According to the sheriff’s department, “Shortly after the incident, Deputy Mark Ballinger apprehended Bailon near the business. Bailon was arrested and booked at High Desert Detention Center.”
On January 6, Bailon appeared in the Department V-10 in the Victorville Courthouse before Judge Elizabeth Ulsh to be arraigned on two counts of robbery, two counts of assault with a deadly weapon, two counts of burglary and one count of carjacking. Bailon was not cooperative and Judge Ulsh entered not guilty pleas to all seven counts on his behalf.
On January 14, Bailon was brought before Judge Miriam Morton. He requested that he be permitted to represent himself. Judge Morton, stating she did not believe he was sufficiently competent to serve as his own attorney and expressed doubt as to his mental competency overall and ability to assist his appointed council in his own defense. She suspended further criminal proceeding against him and called for his evaluation by two psychiatrists before the case against him could be resumed.

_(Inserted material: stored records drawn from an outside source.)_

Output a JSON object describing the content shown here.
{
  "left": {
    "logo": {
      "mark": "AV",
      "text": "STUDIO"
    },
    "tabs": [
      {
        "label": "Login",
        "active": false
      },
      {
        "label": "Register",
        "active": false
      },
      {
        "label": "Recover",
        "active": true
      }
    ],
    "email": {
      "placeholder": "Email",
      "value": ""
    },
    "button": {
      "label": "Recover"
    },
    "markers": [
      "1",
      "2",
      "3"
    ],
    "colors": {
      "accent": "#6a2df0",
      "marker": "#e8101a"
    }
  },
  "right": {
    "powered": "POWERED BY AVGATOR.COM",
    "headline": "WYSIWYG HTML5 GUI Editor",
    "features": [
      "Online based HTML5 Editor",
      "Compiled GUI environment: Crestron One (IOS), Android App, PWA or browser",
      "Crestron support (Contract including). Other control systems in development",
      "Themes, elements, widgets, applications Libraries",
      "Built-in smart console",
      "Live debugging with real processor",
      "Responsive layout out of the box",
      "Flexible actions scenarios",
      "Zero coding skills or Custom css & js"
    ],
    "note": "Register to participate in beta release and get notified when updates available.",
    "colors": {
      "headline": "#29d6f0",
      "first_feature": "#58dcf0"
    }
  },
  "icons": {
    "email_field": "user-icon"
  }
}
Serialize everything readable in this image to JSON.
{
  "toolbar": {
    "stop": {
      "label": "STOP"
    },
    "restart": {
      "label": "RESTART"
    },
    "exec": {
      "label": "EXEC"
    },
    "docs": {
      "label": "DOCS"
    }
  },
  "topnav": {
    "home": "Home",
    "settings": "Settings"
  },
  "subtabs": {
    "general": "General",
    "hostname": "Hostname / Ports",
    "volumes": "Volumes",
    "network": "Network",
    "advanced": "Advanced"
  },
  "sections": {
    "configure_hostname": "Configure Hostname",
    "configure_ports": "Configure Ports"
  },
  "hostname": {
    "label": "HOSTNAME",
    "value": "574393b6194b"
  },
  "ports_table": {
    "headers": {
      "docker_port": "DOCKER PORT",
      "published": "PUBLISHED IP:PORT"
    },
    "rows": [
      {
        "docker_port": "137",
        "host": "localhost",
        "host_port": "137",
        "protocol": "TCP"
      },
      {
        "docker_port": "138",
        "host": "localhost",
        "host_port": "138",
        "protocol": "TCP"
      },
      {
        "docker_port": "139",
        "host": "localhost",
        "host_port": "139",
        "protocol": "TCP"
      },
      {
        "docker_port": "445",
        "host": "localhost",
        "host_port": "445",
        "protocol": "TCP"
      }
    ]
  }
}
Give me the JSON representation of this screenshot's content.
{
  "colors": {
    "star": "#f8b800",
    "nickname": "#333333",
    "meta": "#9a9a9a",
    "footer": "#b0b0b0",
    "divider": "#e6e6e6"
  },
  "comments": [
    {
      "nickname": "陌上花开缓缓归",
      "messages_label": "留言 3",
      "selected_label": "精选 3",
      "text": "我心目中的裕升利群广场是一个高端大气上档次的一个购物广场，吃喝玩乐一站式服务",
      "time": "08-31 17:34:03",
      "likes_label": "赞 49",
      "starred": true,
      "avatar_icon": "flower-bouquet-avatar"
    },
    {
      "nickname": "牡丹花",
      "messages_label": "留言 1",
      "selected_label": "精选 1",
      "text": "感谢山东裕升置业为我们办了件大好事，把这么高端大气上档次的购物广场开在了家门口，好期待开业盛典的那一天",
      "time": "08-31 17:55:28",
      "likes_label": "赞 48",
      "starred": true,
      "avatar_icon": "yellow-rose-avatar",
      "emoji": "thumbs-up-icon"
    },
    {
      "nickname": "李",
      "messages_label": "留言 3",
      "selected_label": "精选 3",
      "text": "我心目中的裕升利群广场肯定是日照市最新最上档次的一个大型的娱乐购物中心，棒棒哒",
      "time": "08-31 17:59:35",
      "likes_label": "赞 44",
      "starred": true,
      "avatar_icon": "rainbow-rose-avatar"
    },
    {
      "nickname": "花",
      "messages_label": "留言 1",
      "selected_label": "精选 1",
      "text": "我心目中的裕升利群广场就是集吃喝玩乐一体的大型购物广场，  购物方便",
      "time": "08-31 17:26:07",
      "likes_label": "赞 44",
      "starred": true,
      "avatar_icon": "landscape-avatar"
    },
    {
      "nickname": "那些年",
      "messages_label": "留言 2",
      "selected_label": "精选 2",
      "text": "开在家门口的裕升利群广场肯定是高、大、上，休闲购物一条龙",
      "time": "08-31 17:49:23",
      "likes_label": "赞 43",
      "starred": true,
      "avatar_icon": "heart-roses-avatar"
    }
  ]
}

Subsequently, Bailon was transferred to the West Valley Detention Center in Rancho Cucamonga, where Ruiz was also housed.
At West Valley, jailers made a decision to move Bailon out of a large dormitory setting with 12 to 15 inmates to a smaller single cell with two bunks. They placed the five foot-2inch 145 pound Bailon into a cell with the five foot-three inch 135 pound Ruiz, who had been incarcerated consistently since May.
Bailon and Ruiz were in the cell together on January 19. According to reports, the last time Ruiz was positively seen alive by staff was around 9:35 p.m. According to the sheriff’s department’s policy lockdown occurs between 9:50 and 9:55 for counts to take place and lights are dimmed around 10:00 p.m. for the night. PM for the night.
It is reported that at 11:12 p.m., deputies found Ruiz “unconscious with obvious trauma,” according to the sheriff’ department.
Both deputies and jail medical staff applied lifesaving efforts, whereafter Ruiz was transported to a nearby hospital. He was pronounced dead the on January 20.
Detectives with the sheriff’s specialized investigations division’s homicide detail were dispatched to the jail. They determined found that Ruiz had been in a physical altercation with the 12-year-younger Bailon. It is not known how long Ruiz was unconscious before he was found unresponsive. It is believed but not confirmed that he sustained trauma at various portions of his torso and head by being slammed into the concrete floor, perhaps as many as eight times after he was unconscious.
An autopsy will determine the official cause and manner of death.
Bailon has since been supplementally booked for murder.
There are multiple issues to be explored in the yet unfolding investigation into Ruiz’s death.
At issue is why Ruiz and Bailon, both of whom were known to be volatile and violent, were housed together and unsupervised for hours.
According to staff, the department has standards and regulations at West valley and its other jails which, while well-intentioned, are unrealistic in that they do not match the reality of the facility.
Jailers are supposed to make face-to-face contact with each inmate once per hour, but doing so at night while they are asleep between 10 p.m. lights out and 5:45 a.m. wake-up, would interrupt the inmates’ sleeping and sleep patterns.
West Valley, with a bed capacity of 3,347, is overseen by Captain Michael Martinez.
California requires law enforcement agencies to report all deaths in custody under California Government Code § 12525.